Rechte FPÖ kündigt Demonstrationen an
Als Reaktion auf den beschlossenen Lockdown für Ungeimpfte rief FPÖ-Chef Herbert Kickl am Sonntag zu einer Demonstration am nächsten Samstag in Wien auf. Das Land habe nun ein „Corona-Apartheidssystem“, schrieb Kickl auf Facebook. Außerdem kündigte er wegen Missachtung von Grund- und Freiheitsrechten eine Klage beim Verfassungsgerichtshof an. Die FPÖ prangert seit langem die Einschränkungen an und kritisiert die Impfstrategie. Kickl sprach von „experimentellen Impfstoffen“ und empfahl ein Anti-Parasiten-Mittel zur Behandlung von Covid-19. Die Rechtspopulisten kommen in Österreich bei Umfragen auf rund 20 Prozent.
"OE24" veröffentlichte am Abend den Bußgeldsatz. So zahlt, wer im öffentlichen Raum kontrolliert wird und keinen Nachweis hat, ab 1450 Euro Strafe. Jeweils 1450 Euro bei Kontrollverweigerung, bei Verstoß gegen die Ausgangssperre und Verstoß gegen die 2G-Regel als Kunde. 3600 Euro zahlen Betreiber bei Verstoß, 500 Euro zahlen Arbeitnehmer bei Verstoß gegen die 3G-Regel am Arbeitsplatz. Arbeitgeber müssen 3600 Euro berappen.
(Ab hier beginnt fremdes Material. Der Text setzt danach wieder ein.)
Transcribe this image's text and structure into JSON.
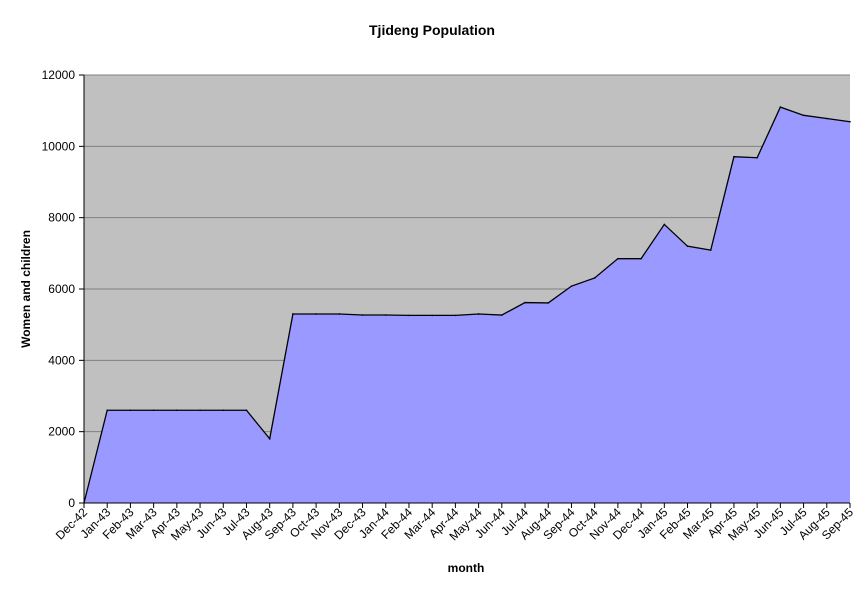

Österreich erhöht durch Druck den Impfanreiz. Und diese Drohkulisse scheint bereits Wirkung zu zeigen. Beispiel 3G-Regelung am Arbeitsplatz: Allein in den ersten zehn Tagen nach ihrer Einführung wurden insgesamt mehr als 420.000 Impfungen verzeichnet – in den zehn Tagen davor waren es lediglich rund 157.000 gewesen.
So verteilen sich die Impfungen in Österreich der vergangenen zehn Tage:
- Ein Großteil der Impfungen (235.000) entfiel seit 1. November auf Auffrischungsimpfungen.
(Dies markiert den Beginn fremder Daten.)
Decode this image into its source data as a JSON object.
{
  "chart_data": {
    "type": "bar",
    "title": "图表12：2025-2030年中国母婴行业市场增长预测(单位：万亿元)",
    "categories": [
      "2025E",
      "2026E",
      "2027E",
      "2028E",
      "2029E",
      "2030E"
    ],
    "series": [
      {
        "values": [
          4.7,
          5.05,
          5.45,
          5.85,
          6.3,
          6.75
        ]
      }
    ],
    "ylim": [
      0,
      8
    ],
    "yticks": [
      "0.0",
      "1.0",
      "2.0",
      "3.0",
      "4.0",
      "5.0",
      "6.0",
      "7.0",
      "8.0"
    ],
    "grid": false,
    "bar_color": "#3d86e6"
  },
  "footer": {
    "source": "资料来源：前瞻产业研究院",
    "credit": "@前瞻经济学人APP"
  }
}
- 64.000 Bürger:innen erhielten eine Zweitimpfung.
- 123.000 Menschen wurden zum ersten Mal geimpft.
Zum erhöhten Druck auf Ungeimpfte gesellen sich in Österreich auch saftige Strafen gegen lasche Kontrollen. Erwischt beispielsweise der Arbeitgeber einen Beschäftigten bei sich in der Werkshalle oder dem Büro und die Person ist weder geimpft oder genesen noch getestet, müssen beide zahlen. Der Beschäftigte selbst bis zu 500 Euro, das Unternehmen sogar bis zu 3600 Euro.